Latest Apache available in the Ubuntu repository is installed and set up to run by default if no command is given when running the container.
SSMTP is a simple sendmail implementation that sends your messages to the configured SMTP server. You can use an environment variable to configure this dynamically, or hardcode it in your image when you're building it.
You can set the environment variable SMTP in Docker. Entrypoint script will set that as the SMTP host for SSMTP.
PHP command mail()
uses sendmail to send mail, so you if you're using it you will need to set this.
Any number of environment variables that you set in Docker can be passed to Apache and PHP. All you have to do is list the variable names in the APACHE_VARS
environment variable. Use space as a delimiter.

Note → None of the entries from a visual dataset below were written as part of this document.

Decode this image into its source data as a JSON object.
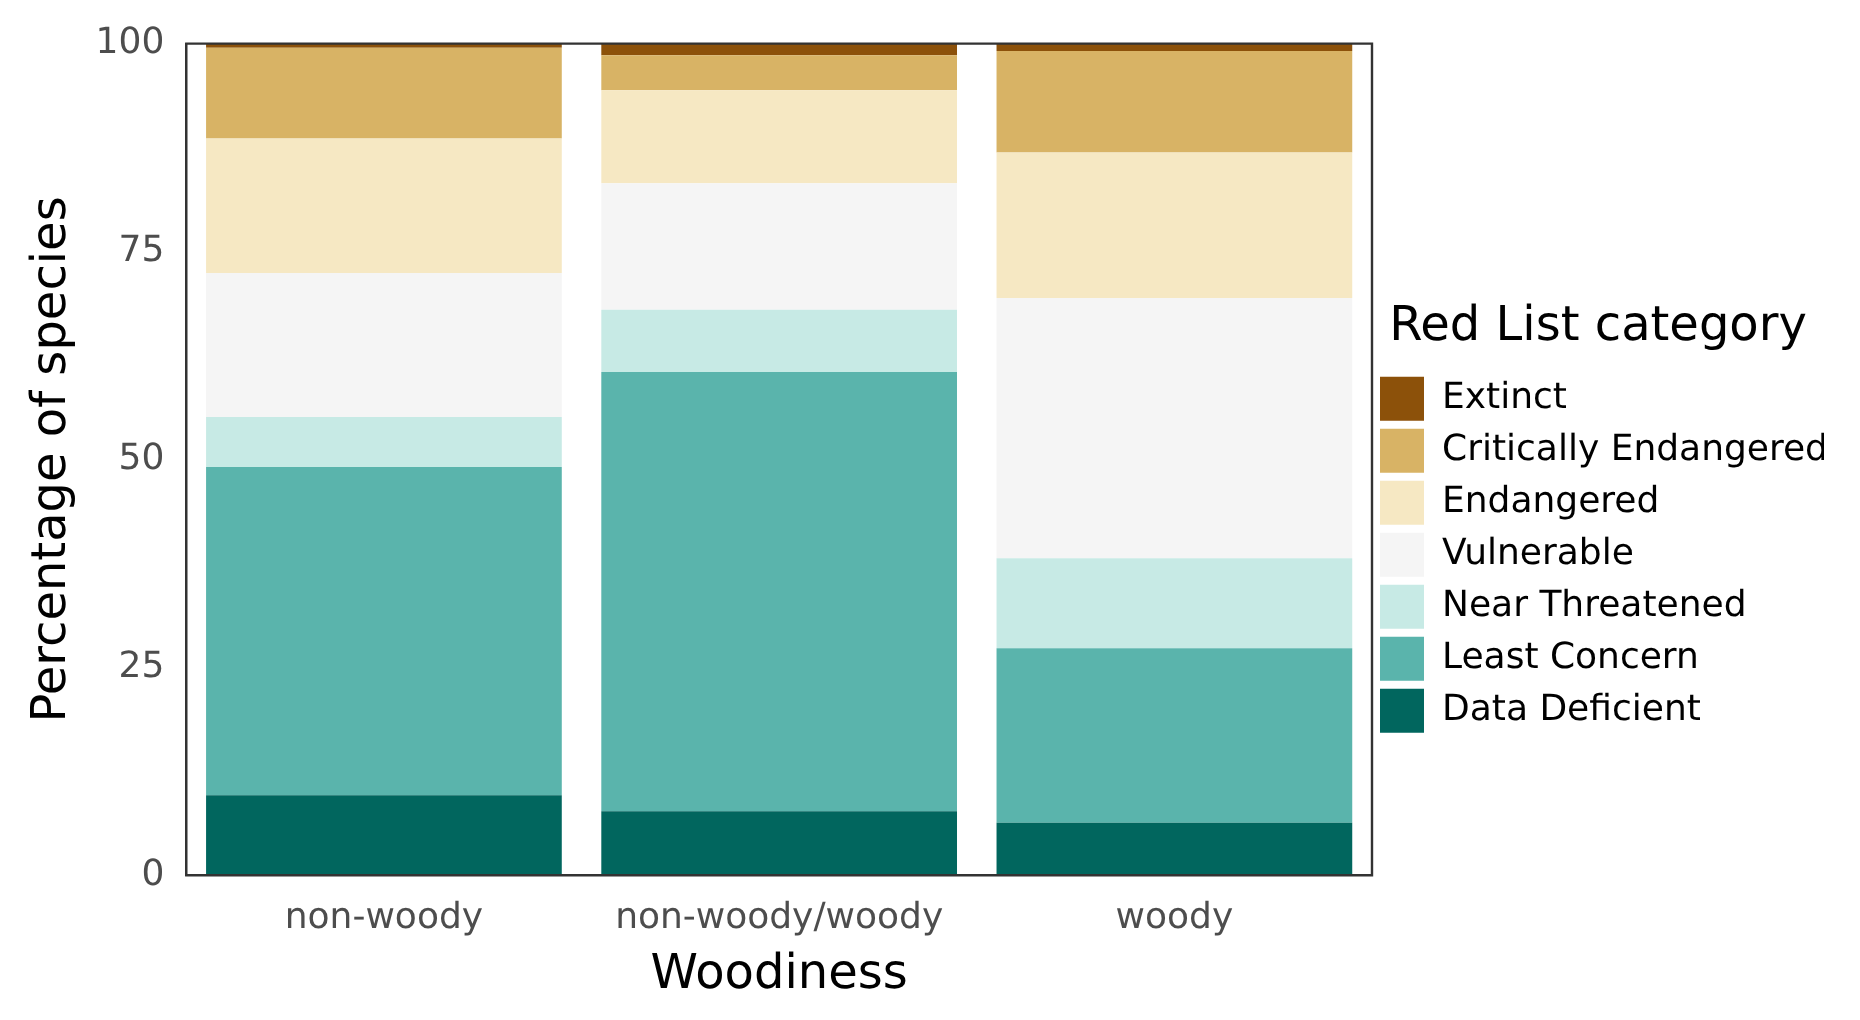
{
  "chart_data": {
    "type": "bar",
    "stacked": true,
    "xlabel": "Woodiness",
    "ylabel": "Percentage of species",
    "legend_title": "Red List category",
    "legend": "right",
    "grid": false,
    "categories": [
      "non-woody",
      "non-woody/woody",
      "woody"
    ],
    "ylim": [
      0,
      100
    ],
    "yticks": [
      0,
      25,
      50,
      75,
      100
    ],
    "series": [
      {
        "name": "Data Deficient",
        "color": "#01665e",
        "values": [
          9.6,
          7.7,
          6.3
        ]
      },
      {
        "name": "Least Concern",
        "color": "#5ab4ac",
        "values": [
          39.5,
          52.8,
          21.0
        ]
      },
      {
        "name": "Near Threatened",
        "color": "#c7eae5",
        "values": [
          6.0,
          7.5,
          10.8
        ]
      },
      {
        "name": "Vulnerable",
        "color": "#f5f5f5",
        "values": [
          17.3,
          15.2,
          31.3
        ]
      },
      {
        "name": "Endangered",
        "color": "#f6e8c3",
        "values": [
          16.2,
          11.2,
          17.5
        ]
      },
      {
        "name": "Critically Endangered",
        "color": "#d8b365",
        "values": [
          10.9,
          4.2,
          12.2
        ]
      },
      {
        "name": "Extinct",
        "color": "#8c510a",
        "values": [
          0.5,
          1.4,
          0.9
        ]
      }
    ]
  }
}
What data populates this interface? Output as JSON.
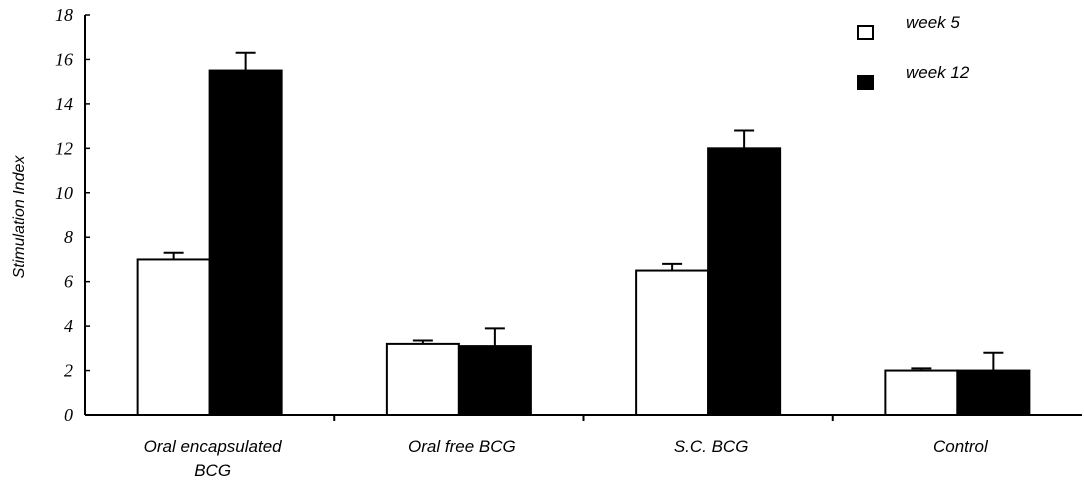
{
  "chart_data": {
    "type": "bar",
    "title": "",
    "xlabel": "",
    "ylabel": "Stimulation Index",
    "ylim": [
      0,
      18
    ],
    "yticks": [
      0,
      2,
      4,
      6,
      8,
      10,
      12,
      14,
      16,
      18
    ],
    "categories": [
      [
        "Oral encapsulated",
        "BCG"
      ],
      [
        "Oral free BCG"
      ],
      [
        "S.C. BCG"
      ],
      [
        "Control"
      ]
    ],
    "series": [
      {
        "name": "week 5",
        "fill": "#ffffff",
        "values": [
          7.0,
          3.2,
          6.5,
          2.0
        ],
        "errors": [
          0.3,
          0.15,
          0.3,
          0.1
        ]
      },
      {
        "name": "week 12",
        "fill": "#000000",
        "values": [
          15.5,
          3.1,
          12.0,
          2.0
        ],
        "errors": [
          0.8,
          0.8,
          0.8,
          0.8
        ]
      }
    ],
    "legend_position": "top-right",
    "grid": false
  }
}
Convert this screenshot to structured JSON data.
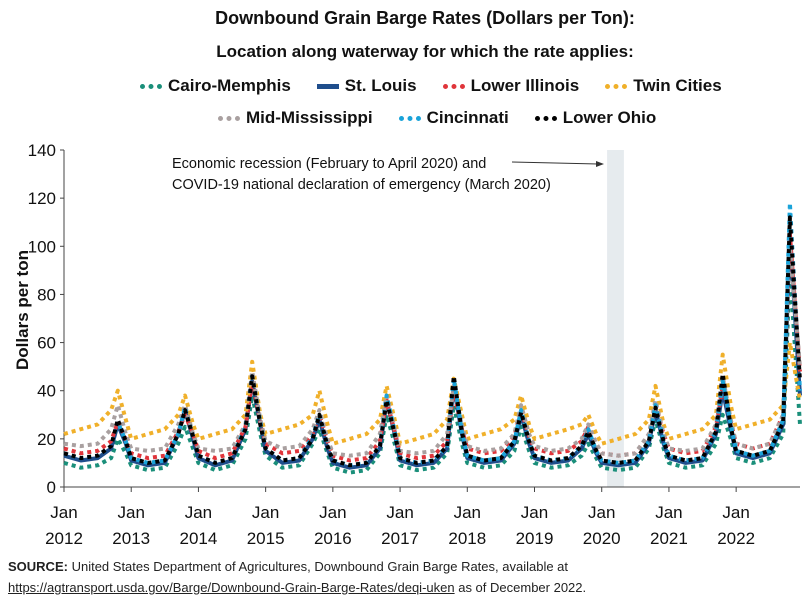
{
  "chart_data": {
    "type": "line",
    "title": "Downbound Grain Barge Rates (Dollars per Ton):",
    "subtitle": "Location along waterway for which the rate applies:",
    "ylabel": "Dollars per ton",
    "xlabel": "",
    "ylim": [
      0,
      140
    ],
    "yticks": [
      0,
      20,
      40,
      60,
      80,
      100,
      120,
      140
    ],
    "xlim": [
      2012.0,
      2022.95
    ],
    "xtick_labels": [
      [
        "Jan",
        "2012"
      ],
      [
        "Jan",
        "2013"
      ],
      [
        "Jan",
        "2014"
      ],
      [
        "Jan",
        "2015"
      ],
      [
        "Jan",
        "2016"
      ],
      [
        "Jan",
        "2017"
      ],
      [
        "Jan",
        "2018"
      ],
      [
        "Jan",
        "2019"
      ],
      [
        "Jan",
        "2020"
      ],
      [
        "Jan",
        "2021"
      ],
      [
        "Jan",
        "2022"
      ]
    ],
    "legend_position": "top",
    "shaded_period": {
      "x0": 2020.08,
      "x1": 2020.33
    },
    "annotation": {
      "line1": "Economic recession (February to April 2020) and",
      "line2": "COVID-19 national declaration of emergency (March 2020)"
    },
    "x": [
      2012.0,
      2012.25,
      2012.5,
      2012.7,
      2012.8,
      2012.92,
      2013.0,
      2013.25,
      2013.5,
      2013.7,
      2013.8,
      2013.92,
      2014.0,
      2014.25,
      2014.5,
      2014.7,
      2014.8,
      2014.92,
      2015.0,
      2015.25,
      2015.5,
      2015.7,
      2015.8,
      2015.92,
      2016.0,
      2016.25,
      2016.5,
      2016.7,
      2016.8,
      2016.92,
      2017.0,
      2017.25,
      2017.5,
      2017.7,
      2017.8,
      2017.92,
      2018.0,
      2018.25,
      2018.5,
      2018.7,
      2018.8,
      2018.92,
      2019.0,
      2019.25,
      2019.5,
      2019.7,
      2019.8,
      2019.92,
      2020.0,
      2020.25,
      2020.5,
      2020.7,
      2020.8,
      2020.92,
      2021.0,
      2021.25,
      2021.5,
      2021.7,
      2021.8,
      2021.92,
      2022.0,
      2022.25,
      2022.5,
      2022.7,
      2022.8,
      2022.95
    ],
    "series": [
      {
        "name": "Cairo-Memphis",
        "color": "#1a8f7a",
        "style": "dotted",
        "values": [
          10,
          8,
          9,
          12,
          20,
          14,
          9,
          7,
          8,
          18,
          25,
          16,
          10,
          7,
          9,
          20,
          38,
          22,
          13,
          8,
          9,
          18,
          24,
          14,
          8,
          6,
          7,
          14,
          30,
          18,
          9,
          7,
          8,
          14,
          34,
          18,
          10,
          8,
          9,
          15,
          25,
          15,
          10,
          8,
          9,
          13,
          18,
          12,
          8,
          7,
          8,
          16,
          28,
          16,
          10,
          8,
          9,
          18,
          30,
          20,
          12,
          10,
          12,
          22,
          90,
          26
        ]
      },
      {
        "name": "St. Louis",
        "color": "#1f4e8c",
        "style": "solid",
        "values": [
          13,
          11,
          12,
          16,
          26,
          18,
          11,
          9,
          10,
          22,
          32,
          20,
          12,
          9,
          11,
          24,
          44,
          26,
          15,
          10,
          11,
          20,
          28,
          16,
          10,
          8,
          9,
          16,
          36,
          22,
          11,
          9,
          10,
          16,
          42,
          22,
          12,
          10,
          11,
          18,
          30,
          18,
          12,
          10,
          11,
          16,
          22,
          14,
          10,
          9,
          10,
          18,
          32,
          18,
          12,
          10,
          11,
          22,
          40,
          24,
          14,
          12,
          14,
          26,
          105,
          38
        ]
      },
      {
        "name": "Lower Illinois",
        "color": "#e0353b",
        "style": "dotted",
        "values": [
          16,
          14,
          15,
          19,
          27,
          20,
          14,
          12,
          13,
          23,
          30,
          22,
          15,
          12,
          14,
          25,
          44,
          27,
          18,
          14,
          15,
          22,
          30,
          19,
          13,
          11,
          12,
          19,
          36,
          23,
          14,
          12,
          13,
          19,
          40,
          24,
          16,
          14,
          15,
          21,
          32,
          21,
          16,
          14,
          15,
          19,
          25,
          18,
          14,
          13,
          14,
          21,
          34,
          22,
          16,
          14,
          15,
          25,
          42,
          27,
          18,
          16,
          18,
          30,
          105,
          48
        ]
      },
      {
        "name": "Twin Cities",
        "color": "#f0b02a",
        "style": "dotted",
        "values": [
          22,
          24,
          26,
          32,
          40,
          28,
          20,
          22,
          24,
          30,
          38,
          26,
          20,
          22,
          24,
          30,
          52,
          30,
          22,
          24,
          26,
          30,
          40,
          26,
          18,
          20,
          22,
          28,
          42,
          28,
          18,
          20,
          22,
          28,
          45,
          30,
          20,
          22,
          24,
          28,
          38,
          26,
          20,
          22,
          24,
          26,
          30,
          22,
          18,
          20,
          22,
          28,
          42,
          26,
          20,
          22,
          24,
          30,
          55,
          34,
          24,
          26,
          28,
          34,
          60,
          36
        ]
      },
      {
        "name": "Mid-Mississippi",
        "color": "#a9a0a0",
        "style": "dotted",
        "values": [
          18,
          17,
          18,
          24,
          34,
          22,
          16,
          15,
          16,
          26,
          34,
          22,
          16,
          15,
          16,
          26,
          48,
          28,
          19,
          16,
          17,
          24,
          32,
          20,
          14,
          13,
          14,
          22,
          38,
          24,
          15,
          14,
          15,
          22,
          42,
          26,
          17,
          15,
          16,
          22,
          34,
          22,
          17,
          15,
          16,
          20,
          26,
          18,
          14,
          13,
          14,
          22,
          36,
          22,
          16,
          15,
          16,
          26,
          46,
          28,
          18,
          16,
          18,
          30,
          100,
          50
        ]
      },
      {
        "name": "Cincinnati",
        "color": "#1aa3d9",
        "style": "dotted",
        "values": [
          14,
          12,
          13,
          17,
          27,
          19,
          12,
          10,
          11,
          22,
          33,
          21,
          13,
          10,
          12,
          25,
          46,
          27,
          16,
          11,
          12,
          21,
          30,
          17,
          11,
          9,
          10,
          17,
          38,
          23,
          12,
          10,
          11,
          17,
          45,
          23,
          13,
          11,
          12,
          19,
          32,
          19,
          13,
          11,
          12,
          17,
          24,
          15,
          11,
          10,
          11,
          19,
          34,
          19,
          13,
          11,
          12,
          23,
          44,
          26,
          15,
          13,
          15,
          28,
          118,
          40
        ]
      },
      {
        "name": "Lower Ohio",
        "color": "#000000",
        "style": "dotted",
        "values": [
          14,
          12,
          13,
          17,
          28,
          19,
          12,
          10,
          11,
          22,
          32,
          21,
          13,
          10,
          12,
          24,
          46,
          26,
          16,
          11,
          12,
          20,
          30,
          17,
          11,
          9,
          10,
          17,
          36,
          22,
          12,
          10,
          11,
          17,
          46,
          23,
          13,
          11,
          12,
          19,
          31,
          19,
          13,
          11,
          12,
          17,
          23,
          15,
          11,
          10,
          11,
          19,
          33,
          19,
          13,
          11,
          12,
          23,
          47,
          25,
          15,
          13,
          15,
          27,
          112,
          44
        ]
      }
    ]
  },
  "legend": {
    "row1": [
      {
        "label": "Cairo-Memphis",
        "color": "#1a8f7a",
        "style": "dotted"
      },
      {
        "label": "St. Louis",
        "color": "#1f4e8c",
        "style": "solid"
      },
      {
        "label": "Lower Illinois",
        "color": "#e0353b",
        "style": "dotted"
      },
      {
        "label": "Twin Cities",
        "color": "#f0b02a",
        "style": "dotted"
      }
    ],
    "row2": [
      {
        "label": "Mid-Mississippi",
        "color": "#a9a0a0",
        "style": "dotted"
      },
      {
        "label": "Cincinnati",
        "color": "#1aa3d9",
        "style": "dotted"
      },
      {
        "label": "Lower Ohio",
        "color": "#000000",
        "style": "dotted"
      }
    ]
  },
  "source": {
    "label": "SOURCE:",
    "text": "United States Department of Agricultures, Downbound Grain Barge Rates, available at",
    "link": "https://agtransport.usda.gov/Barge/Downbound-Grain-Barge-Rates/deqi-uken",
    "suffix": "as of December 2022."
  }
}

The only enabled vhost file is /etc/apache2/sites-available/000-default.conf
and you can easily override it when building your image if you need to. The default vhost points to the /app
dir.
mod_remoteip is configured in /etc/apache2/conf-available/remoteip.conf
. It is configured to trust the internal Docker network and to load the trusted-proxies.lst
file.
Config file /etc/apache2/trusted-proxies.lst
contains a list of IP ranges that are trusted for mod_remoteip. You should have your load balancers listed here if you want the Apache IPs to be correct. The trusted-proxies.lst
file can be overwritten by setting the APACHE_TRUSTED_PROXIES
environment variable.
If you create and make executable /usr/local/bin/apache_init.sh
it will be run by the entrypoint script right before Apache is started. You can use this to run migrations or anything else your app needs to work.